Publish Date : 20 Oct 2015

Auckland Transport (AT) has received feedback from local boards on the subject of planting berms and is now considering that feedback.

To date, AT has continued the approach of previous councils and has not encouraged private planting in the road corridor.

In practice some discretion is applied, with landowners only asked to remove unauthorised plantings if the planting poses a nuisance or a complaint is received from an adjoining landowner.

Generally the planting of ground cover flowers against boundary fences, between driveways or around mailboxes or street trees has not posed a problem in the past and has not warranted any action being taken.
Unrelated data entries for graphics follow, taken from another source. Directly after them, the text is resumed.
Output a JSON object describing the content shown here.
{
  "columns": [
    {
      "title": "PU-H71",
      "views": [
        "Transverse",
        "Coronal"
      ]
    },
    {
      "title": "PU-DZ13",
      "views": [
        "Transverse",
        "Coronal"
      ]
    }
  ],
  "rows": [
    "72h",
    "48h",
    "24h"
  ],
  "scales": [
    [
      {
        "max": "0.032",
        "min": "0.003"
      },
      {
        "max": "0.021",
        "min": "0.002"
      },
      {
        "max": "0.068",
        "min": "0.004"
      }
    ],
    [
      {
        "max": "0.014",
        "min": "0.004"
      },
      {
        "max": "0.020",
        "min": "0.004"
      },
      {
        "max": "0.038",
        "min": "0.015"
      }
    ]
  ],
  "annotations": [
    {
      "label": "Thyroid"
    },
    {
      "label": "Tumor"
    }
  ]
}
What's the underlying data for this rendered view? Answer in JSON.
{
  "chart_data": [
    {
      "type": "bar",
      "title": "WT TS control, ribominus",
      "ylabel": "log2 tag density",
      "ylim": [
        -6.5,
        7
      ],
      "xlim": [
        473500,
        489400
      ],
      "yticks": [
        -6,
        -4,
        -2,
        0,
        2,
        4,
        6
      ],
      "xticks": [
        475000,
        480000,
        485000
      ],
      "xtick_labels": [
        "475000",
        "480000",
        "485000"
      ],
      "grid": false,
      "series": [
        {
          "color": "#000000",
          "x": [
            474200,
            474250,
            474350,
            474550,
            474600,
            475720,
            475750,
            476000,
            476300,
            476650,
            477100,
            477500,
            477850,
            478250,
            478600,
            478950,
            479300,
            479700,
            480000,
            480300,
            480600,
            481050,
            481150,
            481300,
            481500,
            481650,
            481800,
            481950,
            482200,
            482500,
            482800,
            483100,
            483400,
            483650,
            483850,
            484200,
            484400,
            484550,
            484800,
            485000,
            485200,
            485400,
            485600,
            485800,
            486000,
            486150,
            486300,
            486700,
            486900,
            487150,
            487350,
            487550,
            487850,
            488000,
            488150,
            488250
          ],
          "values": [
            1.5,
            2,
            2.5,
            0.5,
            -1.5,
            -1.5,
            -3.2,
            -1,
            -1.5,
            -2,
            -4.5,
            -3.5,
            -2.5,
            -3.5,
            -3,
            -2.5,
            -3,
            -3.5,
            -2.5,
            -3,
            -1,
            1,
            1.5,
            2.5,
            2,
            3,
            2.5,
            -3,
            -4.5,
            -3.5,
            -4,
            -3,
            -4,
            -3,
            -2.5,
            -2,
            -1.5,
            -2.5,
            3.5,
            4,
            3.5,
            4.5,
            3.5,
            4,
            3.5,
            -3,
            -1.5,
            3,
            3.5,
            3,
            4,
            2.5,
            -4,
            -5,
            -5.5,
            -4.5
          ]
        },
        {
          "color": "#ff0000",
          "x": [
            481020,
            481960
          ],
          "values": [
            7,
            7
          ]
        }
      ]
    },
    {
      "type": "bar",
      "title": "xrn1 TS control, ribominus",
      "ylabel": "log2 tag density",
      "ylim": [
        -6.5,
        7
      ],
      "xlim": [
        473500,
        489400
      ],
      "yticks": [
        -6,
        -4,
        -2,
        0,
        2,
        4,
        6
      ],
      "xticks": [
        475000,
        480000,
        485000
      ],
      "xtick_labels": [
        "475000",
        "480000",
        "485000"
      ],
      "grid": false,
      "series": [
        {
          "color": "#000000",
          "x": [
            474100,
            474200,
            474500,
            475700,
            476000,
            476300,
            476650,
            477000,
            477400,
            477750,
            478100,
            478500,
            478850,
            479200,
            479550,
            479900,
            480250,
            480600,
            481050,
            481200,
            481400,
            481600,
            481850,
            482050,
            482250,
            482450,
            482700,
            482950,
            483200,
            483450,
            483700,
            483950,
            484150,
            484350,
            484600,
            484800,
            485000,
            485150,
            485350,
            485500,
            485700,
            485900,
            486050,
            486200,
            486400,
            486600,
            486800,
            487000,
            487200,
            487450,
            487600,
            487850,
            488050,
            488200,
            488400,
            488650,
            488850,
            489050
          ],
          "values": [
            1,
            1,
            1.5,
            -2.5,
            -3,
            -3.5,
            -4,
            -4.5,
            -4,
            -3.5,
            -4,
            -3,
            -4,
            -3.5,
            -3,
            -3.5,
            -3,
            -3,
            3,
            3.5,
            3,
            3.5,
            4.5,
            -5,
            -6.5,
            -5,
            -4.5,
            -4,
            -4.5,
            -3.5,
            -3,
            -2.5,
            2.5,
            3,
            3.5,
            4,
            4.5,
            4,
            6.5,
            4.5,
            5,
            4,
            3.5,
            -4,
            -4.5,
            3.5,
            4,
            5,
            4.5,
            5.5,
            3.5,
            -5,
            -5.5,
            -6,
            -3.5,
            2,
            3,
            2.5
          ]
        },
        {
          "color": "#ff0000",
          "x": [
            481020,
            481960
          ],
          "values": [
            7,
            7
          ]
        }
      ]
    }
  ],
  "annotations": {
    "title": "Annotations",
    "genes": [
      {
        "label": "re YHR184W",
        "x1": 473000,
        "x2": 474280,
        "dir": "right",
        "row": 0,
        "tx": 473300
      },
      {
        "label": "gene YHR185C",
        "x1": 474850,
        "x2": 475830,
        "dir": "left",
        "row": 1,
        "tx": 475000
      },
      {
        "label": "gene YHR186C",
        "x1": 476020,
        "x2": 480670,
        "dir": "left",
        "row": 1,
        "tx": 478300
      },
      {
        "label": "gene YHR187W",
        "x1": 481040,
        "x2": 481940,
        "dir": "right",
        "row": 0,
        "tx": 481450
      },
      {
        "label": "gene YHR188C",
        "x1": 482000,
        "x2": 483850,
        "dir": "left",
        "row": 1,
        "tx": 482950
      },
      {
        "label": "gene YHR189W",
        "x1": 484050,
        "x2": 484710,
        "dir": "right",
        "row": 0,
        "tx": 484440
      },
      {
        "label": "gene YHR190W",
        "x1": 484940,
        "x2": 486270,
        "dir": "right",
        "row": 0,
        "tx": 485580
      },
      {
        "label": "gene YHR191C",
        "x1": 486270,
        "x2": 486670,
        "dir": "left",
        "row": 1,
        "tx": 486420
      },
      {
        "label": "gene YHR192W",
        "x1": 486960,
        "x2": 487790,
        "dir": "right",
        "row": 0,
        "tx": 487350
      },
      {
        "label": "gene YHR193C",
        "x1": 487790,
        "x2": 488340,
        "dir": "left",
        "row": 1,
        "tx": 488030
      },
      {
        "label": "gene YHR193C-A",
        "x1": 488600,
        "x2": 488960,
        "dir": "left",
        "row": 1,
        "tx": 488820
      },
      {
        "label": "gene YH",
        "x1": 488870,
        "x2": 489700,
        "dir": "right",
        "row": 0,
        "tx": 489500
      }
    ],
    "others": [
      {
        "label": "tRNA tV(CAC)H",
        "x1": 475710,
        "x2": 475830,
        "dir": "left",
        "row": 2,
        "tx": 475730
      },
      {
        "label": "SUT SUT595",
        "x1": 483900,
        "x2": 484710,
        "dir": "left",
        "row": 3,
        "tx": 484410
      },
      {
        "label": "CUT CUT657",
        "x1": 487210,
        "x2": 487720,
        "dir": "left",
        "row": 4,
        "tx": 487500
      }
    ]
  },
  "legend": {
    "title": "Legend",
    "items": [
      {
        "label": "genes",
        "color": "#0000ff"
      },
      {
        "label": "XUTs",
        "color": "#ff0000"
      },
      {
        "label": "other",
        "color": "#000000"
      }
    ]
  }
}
The planting of steep banks and slopes either above or below the road which appear to be private land and not easily accessible to the general public has also been permitted. 

Potential issues caused by planting on berms


Private planting can reduce visibility for pedestrians, obscure street signs and reduce sight lines at intersections and driveways. It can also encroach into footpaths and impede pedestrians, particularly wheelchair users or those who are visually impaired.


Private plantings require ongoing maintenance by landowners. If landowners lose interest or properties change hands then there is the risk that plantings will not be maintained and will have to be removed and the area re-sowed in grass at ratepayers' expense.

Health and safety issues

Fruit trees can result in squashed and decaying fruit being deposited on the berm or footpath. This can create health risks as it may attract vermin. Ground cover materials such as bark, pebbles or stones can be displaced onto footpaths and pose a nuisance to pedestrians.

Utility services

Private planting can result in damage to utility services, particularly lateral connections that are at a shallower depth. Private planting also creates challenges for utility operators when maintaining existing infrastructure or installing new infrastructure. Root intrusion can also be an issue, particularly from fruit trees.